Japanese fish market to close for first time in 83 years
Japan’s iconic Tsukiji fish market, considered the world’s largest, will down shutters for the first time in 83 years on Saturday to allow 20,000 workers to prepare for the final closure on October 6.
The vendors on Friday continued with their final preparations for the impending move to the nearby artificial island of Toyosu, where it will reopen five days later in an upgraded space with modern facilities, reports Efe news.

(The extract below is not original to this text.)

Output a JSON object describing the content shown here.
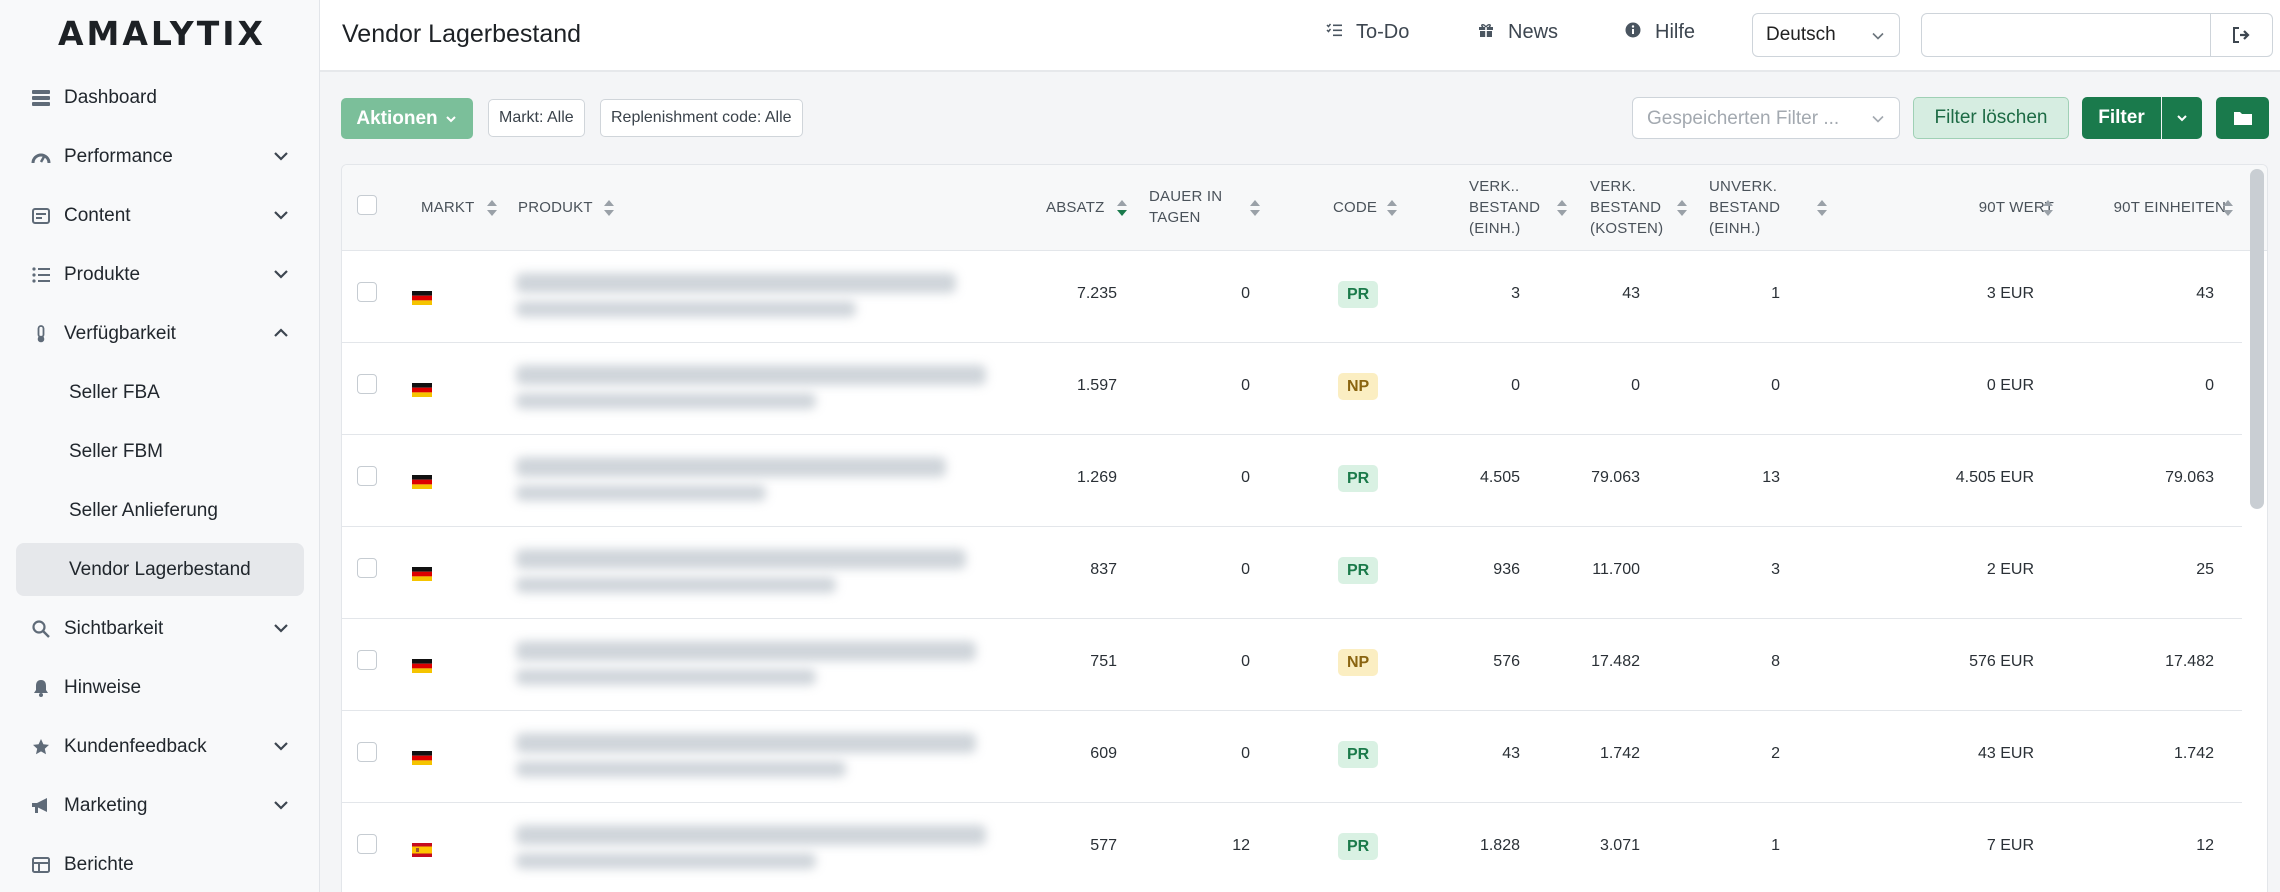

The shift to Toyosu, located around 3.4 km from Tsukiji, is aimed at modernizing the facilities and addressing safety concerns that had cropped up after a blaze had burned around 2,153 sq ft of Jogai, Tsukiji’s outer market, a little over a year ago.
The origin of the market dates back to 1657 when the Tokugawa Shogunate set up a fish market near Sumida River on land reclaimed from Tokyo Bay and called it Tsukiji, which literally means “reclaimed land”.
The market was officially renamed Tsukiji fish market in 1884 but was destroyed, along with most of Tokyo, in the Great Kanto Earthquake of 1923 and shifted to its current location in 1935.
The new Toyosu market will begin operating on October 11 and face the challenge of attracting visitors and traders to become, as Tsukiji was, a mecca of Japanese seafood.